Salute 26 Giugno 2025 12:28

Malattie autoimmuni, il rischio di disturbi affettivi quasi raddoppia

 Lo rivela uno studio su 1,5 milioni di persone nel Regno Unito. L’infiammazione cronica potrebbe essere la chiave del legame. Colpite soprattutto le donne: “Screening psicologico precoce anche per loro”
Malattie autoimmuni, il rischio di disturbi affettivi quasi raddoppia

Non solo dolore fisico, fatica, sintomi imprevedibili. Convivere  con una malattia autoimmune significa anche essere più a rischio di disturbi mentali, dalla depressione all’ansia, fino al disturbo bipolare. Il legame tra la salute mentale è le patologie autoimmuni è il focus di uno studio britannico pubblicato su BMJ Mental Health. I ricercatori hanno dimostrato che il rischio di ricevere una diagnosi psichiatrica quasi raddoppia nelle persone con una malattia autoimmune. Una condizione che, nel 75% dei casi, riguarda le donne, ancora una volta più vulnerabili anche dal punto di vista emotivo.

I numeri di un rischio nascosto

Lo studio ha attinto ai dati del progetto Our Future Health, che coinvolge oltre 1,5 milioni di cittadini britannici. Di questi, 37.808 hanno dichiarato di soffrire di almeno una delle sei malattie autoimmuni considerate: artrite reumatoide, sindrome di Graves, malattia infiammatoria intestinale, lupus, sclerosi multipla e psoriasi. Il confronto con la popolazione generale è netto. La prevalenza di almeno un disturbo affettivo è del 29% tra i soggetti con malattia autoimmune, contro il 18% tra chi non ne soffre. Nel dettaglio, depressione (25,5% vs poco più del 15%), ansia (21% vs 12,5%) e disturbo bipolare (1% vs 0,5%) risultano tutti significativamente più frequenti. E il divario si fa ancora più marcato quando si guarda al genere: tra chi convive con una patologia autoimmune, il 32% delle donne ha ricevuto una diagnosi psichiatrica, contro il 21% degli uomini.

L’infiammazione come possibile anello di congiunzione

Sebbene lo studio non possa dimostrare un nesso causale diretto, i ricercatori ipotizzano che a giocare un ruolo chiave sia l’infiammazione cronica sistemica, un tratto comune alle malattie autoimmuni. In assenza di marcatori biologici diretti, la diagnosi autoimmune è stata utilizzata come proxy clinico per uno stato infiammatorio persistente. Una “costellazione” di fattori – citochine, anticorpi, ormoni sessuali, stress cronico – potrebbe favorire l’emergere di sintomi psichici, specie nelle donne, che mostrano una risposta immunitaria più intensa e un’incidenza più alta di malattie autoimmuni. “È possibile che le donne affrontino una doppia sfida: una maggiore suscettibilità biologica alle infiammazioni e un impatto più marcato sulla salute mentale”, osservano i ricercatori.

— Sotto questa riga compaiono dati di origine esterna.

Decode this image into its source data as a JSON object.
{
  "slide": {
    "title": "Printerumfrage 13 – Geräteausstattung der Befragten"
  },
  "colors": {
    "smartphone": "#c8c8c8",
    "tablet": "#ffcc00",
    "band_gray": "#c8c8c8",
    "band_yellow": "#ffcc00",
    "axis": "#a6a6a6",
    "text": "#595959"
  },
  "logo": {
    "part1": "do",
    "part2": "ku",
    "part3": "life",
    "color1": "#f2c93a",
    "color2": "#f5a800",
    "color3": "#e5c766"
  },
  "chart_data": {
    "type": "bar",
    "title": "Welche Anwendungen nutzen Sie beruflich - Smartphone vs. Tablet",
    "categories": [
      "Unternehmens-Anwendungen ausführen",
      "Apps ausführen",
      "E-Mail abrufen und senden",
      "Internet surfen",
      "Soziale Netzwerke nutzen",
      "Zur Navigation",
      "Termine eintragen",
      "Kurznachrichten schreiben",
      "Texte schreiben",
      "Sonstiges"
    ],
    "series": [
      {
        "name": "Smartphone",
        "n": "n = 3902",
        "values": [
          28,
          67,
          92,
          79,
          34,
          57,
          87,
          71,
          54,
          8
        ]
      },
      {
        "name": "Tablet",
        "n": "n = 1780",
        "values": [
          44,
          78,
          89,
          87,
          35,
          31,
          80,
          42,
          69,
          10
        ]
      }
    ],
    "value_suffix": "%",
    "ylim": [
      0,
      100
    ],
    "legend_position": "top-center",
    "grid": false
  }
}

Verso un approccio integrato e personalizzato

Anche dopo l’aggiustamento per età, reddito e storia familiare, il rischio resta elevato: +87-97% per ogni disturbo affettivo considerato. Il dato, secondo gli autori, è abbastanza solido da suggerire un cambio di rotta. In attesa di studi futuri che chiariscano tempi, gravità e meccanismi biologici del legame tra autoimmunità e psiche, l’invito è uno: inserire lo screening psicologico nei protocolli di cura delle malattie autoimmuni, sin dalla diagnosi e con particolare attenzione alle pazienti donne. “È necessario riconoscere i segnali della sofferenza mentale prima che diventino cronici. Il trattamento precoce può fare la differenza”. A questo si aggiunge la necessità di approfondire altri fattori modificabili, come il dolore cronico, la fatica, i disturbi del sonno e l’isolamento sociale, per sviluppare strategie personalizzate di supporto e prevenzione.